Any dose adjustments could be evaluated in clinical trials, FDA Commissioner Stephen Hahn and Peter Marks, the director of the Center for Biologics Evaluation and Research, said in a statement. “However, at this time, suggesting changes to the FDA-authorized dosing or schedules of these vaccines is premature and not rooted solidly in the available evidence,” they said.
Moderna’s COVID-19 vaccine takes two doses given 28 days apart, and the Pfizer / BioNTech COVID-19 includes two doses given 21 days apart. Data from the clinical trials suggested that people had some protection against COVID-19 after the first shot, but the trials were not designed to test if only one dose worked. Still, the evidence was enough for some experts to say that we should get a first dose to as many people as possible, and then give a second shot when more supply is available.
The United Kingdom, which is currently battling a frightening COVID-19 surge driven by the more-contagious coronavirus variant, is taking that approach. Health authorities there said that people should delay the second dose for up to three months. More controversially, they’re also allowing providers to mix-and-match vaccine brands in some circumstances — someone could get a first shot of Moderna and a second shot of Pfizer, if it’s the only one available.
One concern in delaying a second dose is that a single shot could give only partial immunity. Without a subsequent booster to lock in protection, the virus could still infect people who have only gotten one shot and could hypothetically mutate into forms that escape the vaccine. “You are essentially maximizing the opportunity for the virus to learn about the human immune system,” Paul Bieniasz, a virologist at Rockefeller University in New York, told Stat News.
Sudden changes to vaccine recommendations could also shake fragile public trust in the COVID-19 vaccine.

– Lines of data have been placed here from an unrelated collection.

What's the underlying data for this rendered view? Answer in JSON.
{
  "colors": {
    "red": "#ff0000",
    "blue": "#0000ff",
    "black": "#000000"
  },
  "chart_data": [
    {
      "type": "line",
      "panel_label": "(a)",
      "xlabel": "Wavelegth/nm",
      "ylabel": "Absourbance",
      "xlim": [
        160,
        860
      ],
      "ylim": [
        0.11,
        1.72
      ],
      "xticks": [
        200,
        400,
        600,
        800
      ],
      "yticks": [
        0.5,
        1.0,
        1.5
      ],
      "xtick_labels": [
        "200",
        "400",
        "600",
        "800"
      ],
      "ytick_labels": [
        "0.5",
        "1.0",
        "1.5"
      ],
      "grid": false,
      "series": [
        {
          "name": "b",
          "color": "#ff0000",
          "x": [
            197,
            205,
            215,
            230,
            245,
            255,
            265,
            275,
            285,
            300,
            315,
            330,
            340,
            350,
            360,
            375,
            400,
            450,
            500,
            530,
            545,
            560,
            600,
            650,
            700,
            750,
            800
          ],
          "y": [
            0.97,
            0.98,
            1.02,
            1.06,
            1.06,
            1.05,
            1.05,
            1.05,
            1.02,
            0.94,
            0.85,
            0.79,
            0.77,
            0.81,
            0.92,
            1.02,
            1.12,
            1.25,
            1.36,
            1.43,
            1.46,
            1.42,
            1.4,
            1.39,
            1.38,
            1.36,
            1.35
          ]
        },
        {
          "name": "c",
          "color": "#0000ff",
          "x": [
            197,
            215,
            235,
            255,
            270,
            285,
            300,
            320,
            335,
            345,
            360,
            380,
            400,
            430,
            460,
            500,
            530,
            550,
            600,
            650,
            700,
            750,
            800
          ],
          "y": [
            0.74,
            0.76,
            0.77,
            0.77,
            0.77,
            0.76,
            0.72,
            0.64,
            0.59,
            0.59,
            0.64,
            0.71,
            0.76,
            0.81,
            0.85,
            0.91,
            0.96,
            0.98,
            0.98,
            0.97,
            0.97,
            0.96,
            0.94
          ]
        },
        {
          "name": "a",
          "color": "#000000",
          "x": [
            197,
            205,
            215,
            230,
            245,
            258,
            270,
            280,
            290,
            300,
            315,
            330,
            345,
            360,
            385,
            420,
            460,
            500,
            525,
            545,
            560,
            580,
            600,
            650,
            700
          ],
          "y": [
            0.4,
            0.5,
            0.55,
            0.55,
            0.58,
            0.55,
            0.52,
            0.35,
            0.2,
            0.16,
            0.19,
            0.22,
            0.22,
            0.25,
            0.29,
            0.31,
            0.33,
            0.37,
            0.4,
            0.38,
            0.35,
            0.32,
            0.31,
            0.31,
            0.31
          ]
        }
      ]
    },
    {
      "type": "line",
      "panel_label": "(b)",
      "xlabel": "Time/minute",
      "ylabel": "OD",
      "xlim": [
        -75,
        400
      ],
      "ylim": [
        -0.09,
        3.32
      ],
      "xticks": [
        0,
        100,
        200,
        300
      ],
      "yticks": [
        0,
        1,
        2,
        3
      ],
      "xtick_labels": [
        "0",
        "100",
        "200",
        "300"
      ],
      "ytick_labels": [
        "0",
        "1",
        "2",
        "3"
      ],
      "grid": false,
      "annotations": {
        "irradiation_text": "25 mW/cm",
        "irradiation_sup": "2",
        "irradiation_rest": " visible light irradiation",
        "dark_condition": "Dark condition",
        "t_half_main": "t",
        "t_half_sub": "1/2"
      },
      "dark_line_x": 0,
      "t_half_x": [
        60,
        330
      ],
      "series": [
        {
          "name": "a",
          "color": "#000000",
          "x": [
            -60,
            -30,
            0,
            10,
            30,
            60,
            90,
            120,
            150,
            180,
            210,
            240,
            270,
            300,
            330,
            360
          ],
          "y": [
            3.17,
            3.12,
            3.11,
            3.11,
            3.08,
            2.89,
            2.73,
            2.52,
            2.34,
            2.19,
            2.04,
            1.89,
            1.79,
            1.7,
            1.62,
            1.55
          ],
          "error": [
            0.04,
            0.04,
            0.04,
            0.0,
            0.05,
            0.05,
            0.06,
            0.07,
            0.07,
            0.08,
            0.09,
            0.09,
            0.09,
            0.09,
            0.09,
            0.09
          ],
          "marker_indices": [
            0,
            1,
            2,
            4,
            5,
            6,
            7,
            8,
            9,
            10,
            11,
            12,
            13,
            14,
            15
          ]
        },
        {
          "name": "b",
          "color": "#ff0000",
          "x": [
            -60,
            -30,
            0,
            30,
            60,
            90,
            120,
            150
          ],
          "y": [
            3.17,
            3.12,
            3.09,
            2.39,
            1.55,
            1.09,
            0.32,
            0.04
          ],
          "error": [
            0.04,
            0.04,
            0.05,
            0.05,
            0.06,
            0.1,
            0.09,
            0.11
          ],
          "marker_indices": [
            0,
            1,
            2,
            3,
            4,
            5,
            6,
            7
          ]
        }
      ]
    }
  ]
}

The FDA statement should settle the debate in the US for the time being. “We know that some of these discussions about changing the dosing schedule or dose are based on a belief that changing the dose or dosing schedule can help get more vaccine to the public faster,” Marks and Hahn said in their statement. “However, making such changes that are not supported by adequate scientific evidence may ultimately be counterproductive to public health.”
Right now, the limiting factor for vaccination in the US isn’t doses — it’s the delivery of those doses. Over 15 million doses of the COVID-19 vaccines have been distributed, but only 4.5 million people have gotten their first dose. Making more doses available won’t solve the current problem of getting shots in arms. The rollout has been slower than promised — the federal government left state and local health departments to figure out the logistics of vaccination programs, and the process has been inconsistent and confusing for both patients and health care providers.